Writer, classic rock lover, dog rescuer, company founder, software exec, and now independent management consultant--I speak, blog, and pester my friends about these topics. My current focus is getting IT and business organizations to collaborate more effectively and not kill each other. I also talk and write about big data, why analytics is fundamentally strategic, how to pitch business execs on IT projects, and why not to buy a dog from a pet store.

I’ve lived in London, Paris, and Sydney, but call L.A. home. #weatherwimp. I cultivate an organic vegetable garden and friends with issues. I’ve written three books, co-authored a fourth, and contributed to a bunch more. (I have another one in my head waiting to come out, but it’s crowded in there right now.) I prefer Def Leppard to Bon Jovi, mashed potatoes to brown rice, fly fishing to golf, Pinot Noir to Zinfandel, and nice people to assholes. I have a tattoo. I’m not telling you where. I feel guilty that I go hot and cold on social media, that I don’t spend enough face time with my friends, that my French is rusty, and that I ate that whole bag of Kirkland peanut butter cups in less than a week. I have to live with those things.

Q&A with Jill Dyche: Lost Your Mojo? Answer These 10 Questions To Know For Sure

Q&A with Jill Dyche: Lost Your Mojo? Answer These 10 Questions To Know For Sure

In which Jill helps Gretchen get her mojo back.

You’re done. You don’t want to be, but the writing’s on the wall. Gretchen’s not feeling the love from her boss or her peers. In the dark of night, she thinks it might be time for her to pack her bags. There’s just one thing: she doesn’t want to go.

Dear Jill:

I’ve worked at a pharmaceutical company for almost 17 years and I’m not embarrassed to admit that I came up through the ranks. I started in the Claims department and was bit by the analytics bug! I went to night school to study statistics, learned how to use a handful of BI and analytics tools, and became a Certified Business Intelligence Professional (CBIP).  

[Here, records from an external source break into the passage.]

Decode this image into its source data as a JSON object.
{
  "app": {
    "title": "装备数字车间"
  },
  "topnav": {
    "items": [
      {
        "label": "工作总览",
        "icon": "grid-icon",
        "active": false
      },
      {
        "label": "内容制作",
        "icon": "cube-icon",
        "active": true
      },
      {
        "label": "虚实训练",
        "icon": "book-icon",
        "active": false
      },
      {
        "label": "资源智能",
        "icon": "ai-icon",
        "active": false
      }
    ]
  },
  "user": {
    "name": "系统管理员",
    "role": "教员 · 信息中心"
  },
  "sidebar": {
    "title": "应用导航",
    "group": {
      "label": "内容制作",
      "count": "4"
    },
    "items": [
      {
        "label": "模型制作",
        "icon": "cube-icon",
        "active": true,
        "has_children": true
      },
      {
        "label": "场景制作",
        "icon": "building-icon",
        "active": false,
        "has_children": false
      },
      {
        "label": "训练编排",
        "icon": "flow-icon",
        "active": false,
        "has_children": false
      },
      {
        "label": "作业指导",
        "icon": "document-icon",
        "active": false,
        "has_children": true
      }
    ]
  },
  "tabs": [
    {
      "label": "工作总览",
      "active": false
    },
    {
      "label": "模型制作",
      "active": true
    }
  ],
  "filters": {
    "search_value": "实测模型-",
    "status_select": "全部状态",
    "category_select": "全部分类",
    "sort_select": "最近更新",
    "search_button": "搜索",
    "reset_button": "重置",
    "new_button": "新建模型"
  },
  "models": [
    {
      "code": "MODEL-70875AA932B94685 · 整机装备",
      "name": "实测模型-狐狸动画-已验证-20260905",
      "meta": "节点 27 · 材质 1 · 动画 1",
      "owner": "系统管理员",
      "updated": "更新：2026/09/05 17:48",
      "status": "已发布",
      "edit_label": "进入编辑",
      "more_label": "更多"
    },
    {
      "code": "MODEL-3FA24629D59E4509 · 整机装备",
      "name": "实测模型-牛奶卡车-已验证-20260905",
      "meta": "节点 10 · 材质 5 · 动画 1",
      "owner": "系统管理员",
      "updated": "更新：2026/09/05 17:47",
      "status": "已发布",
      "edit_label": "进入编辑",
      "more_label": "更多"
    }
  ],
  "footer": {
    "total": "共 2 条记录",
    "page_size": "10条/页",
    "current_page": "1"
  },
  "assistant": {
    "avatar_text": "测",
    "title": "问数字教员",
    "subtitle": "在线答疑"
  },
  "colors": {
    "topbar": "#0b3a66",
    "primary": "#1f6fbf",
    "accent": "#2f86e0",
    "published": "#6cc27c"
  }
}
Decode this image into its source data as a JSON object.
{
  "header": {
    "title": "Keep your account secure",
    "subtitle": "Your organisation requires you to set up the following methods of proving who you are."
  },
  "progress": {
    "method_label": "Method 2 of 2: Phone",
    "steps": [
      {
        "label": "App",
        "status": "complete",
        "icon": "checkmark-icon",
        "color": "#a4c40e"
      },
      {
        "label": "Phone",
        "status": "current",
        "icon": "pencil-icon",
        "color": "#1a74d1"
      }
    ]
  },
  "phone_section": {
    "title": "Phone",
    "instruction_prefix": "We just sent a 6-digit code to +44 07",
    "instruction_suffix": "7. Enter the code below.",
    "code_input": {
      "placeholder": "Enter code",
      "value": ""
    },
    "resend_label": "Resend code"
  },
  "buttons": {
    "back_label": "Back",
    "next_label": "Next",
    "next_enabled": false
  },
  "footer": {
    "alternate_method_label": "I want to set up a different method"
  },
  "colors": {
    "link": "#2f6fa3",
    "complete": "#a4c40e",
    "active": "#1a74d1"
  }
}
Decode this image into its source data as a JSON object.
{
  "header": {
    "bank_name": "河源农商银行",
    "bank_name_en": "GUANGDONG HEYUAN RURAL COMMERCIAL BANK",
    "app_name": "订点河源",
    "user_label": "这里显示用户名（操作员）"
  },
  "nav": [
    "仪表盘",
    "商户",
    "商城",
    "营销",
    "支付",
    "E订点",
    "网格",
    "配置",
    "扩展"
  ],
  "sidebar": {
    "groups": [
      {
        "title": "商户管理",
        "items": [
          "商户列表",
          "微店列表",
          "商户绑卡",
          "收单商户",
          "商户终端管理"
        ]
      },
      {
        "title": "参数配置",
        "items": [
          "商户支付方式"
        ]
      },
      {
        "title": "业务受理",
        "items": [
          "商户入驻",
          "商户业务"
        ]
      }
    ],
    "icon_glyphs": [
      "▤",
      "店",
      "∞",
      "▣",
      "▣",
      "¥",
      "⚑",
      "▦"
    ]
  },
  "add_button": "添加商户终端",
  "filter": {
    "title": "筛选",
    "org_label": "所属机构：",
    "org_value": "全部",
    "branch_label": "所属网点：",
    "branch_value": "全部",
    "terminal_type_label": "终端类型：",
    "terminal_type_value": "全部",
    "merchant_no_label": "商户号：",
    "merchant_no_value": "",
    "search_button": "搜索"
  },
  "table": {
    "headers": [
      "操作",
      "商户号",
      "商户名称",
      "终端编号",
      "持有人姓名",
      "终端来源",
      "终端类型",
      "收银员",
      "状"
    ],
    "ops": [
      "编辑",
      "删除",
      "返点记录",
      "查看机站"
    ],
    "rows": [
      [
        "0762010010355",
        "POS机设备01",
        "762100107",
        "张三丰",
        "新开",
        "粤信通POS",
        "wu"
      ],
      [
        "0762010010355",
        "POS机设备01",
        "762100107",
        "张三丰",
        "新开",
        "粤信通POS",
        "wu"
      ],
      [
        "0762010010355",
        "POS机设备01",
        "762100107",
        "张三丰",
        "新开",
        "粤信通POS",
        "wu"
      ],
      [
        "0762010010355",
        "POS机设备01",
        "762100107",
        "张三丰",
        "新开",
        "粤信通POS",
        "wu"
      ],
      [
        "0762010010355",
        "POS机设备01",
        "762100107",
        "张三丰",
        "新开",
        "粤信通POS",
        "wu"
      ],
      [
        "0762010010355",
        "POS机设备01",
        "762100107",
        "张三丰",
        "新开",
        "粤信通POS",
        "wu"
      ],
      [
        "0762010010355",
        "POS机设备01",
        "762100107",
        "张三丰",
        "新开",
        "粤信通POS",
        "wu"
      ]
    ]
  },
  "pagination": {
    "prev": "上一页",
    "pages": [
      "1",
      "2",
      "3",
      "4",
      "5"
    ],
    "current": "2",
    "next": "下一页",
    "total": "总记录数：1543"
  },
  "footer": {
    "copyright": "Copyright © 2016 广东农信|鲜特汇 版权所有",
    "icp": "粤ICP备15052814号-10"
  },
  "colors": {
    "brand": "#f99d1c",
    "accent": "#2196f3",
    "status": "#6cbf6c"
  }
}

Two years ago my boss put me in charge of data governance, a role that has broadened across our sales and marketing division. I feel I have delivered in this role. Still, business people are reluctant to include me in their data discussions. I find I am still trying to convince people to be data-driven.

I see a tremendous opportunity to expand data governance into our research and development (R&D) division. I think I could instill some new practices that might show the sales and marketing side the potential of using data.

My problem is that my boss won’t support me. In fact, he’s told me not to raise the subject with R&D. I understand this is political. But it’s had a chilling effect. Fewer people are attending my data governance meetings, and even a recent Lunch and Learn session turned out to be sparsely attended. I feel like I’m going backward.

I just received my review. My boss gave me a raise below cost of living and some terse feedback, nothing specific. I’ve tried to get the support of some of my old users. They know what I’ve done and can vouch for my work. But even they don’t seem enthusiastic.

I’m at a loss for what’s going on. I’m feeling invisible. Any advice for what to do? 

--Gretchen in New Jersey

Gretchen, you’ve served your company well, and they’re lucky to have you. I suspect that neither your boss nor your users fully understand the historical contributions you’ve made to the company, and how much of the current analytics program is due to your contributions.

One possible problem is that people are growing tired of the data conversation. Data governance was ultra-hot a few years ago, but now many companies have ingested data quality and management functions into their business operations. Data governance is less discrete than it used to be.

Putting that aside, we have to be honest about the possibility that your company is not taking you seriously. How do you know? Read these 10 questions and note the FIRST answer that pops into your head:

  1. When you ask for time with your boss, does it take her more than a week to respond? Or does she neglect to respond at all?
  2. Have answers to your questions about direction or decisions by superiors been dismissed with little to no explanation?
  3. Has it been more three months since a subordinate or coworker has approached you for advice or counsel?
  4. Are you included in decisions that require consensus?
  5. Have there been meetings or conference calls you felt you should have been invited to, but weren’t?
  6. Are superiors’ replies to your emails typically a sentence or less, with no suggested action or follow-up?
  7. Has it been a while since you or your team’s work has been cited by someone outside your team?
  8. Have your requests for training or employee development been denied?
  9. Has a superior told you to stop doing something you’re doing?
  10. Have important work conversations included topics you’ve already discussed with others? Do you find that you’re repeating yourself?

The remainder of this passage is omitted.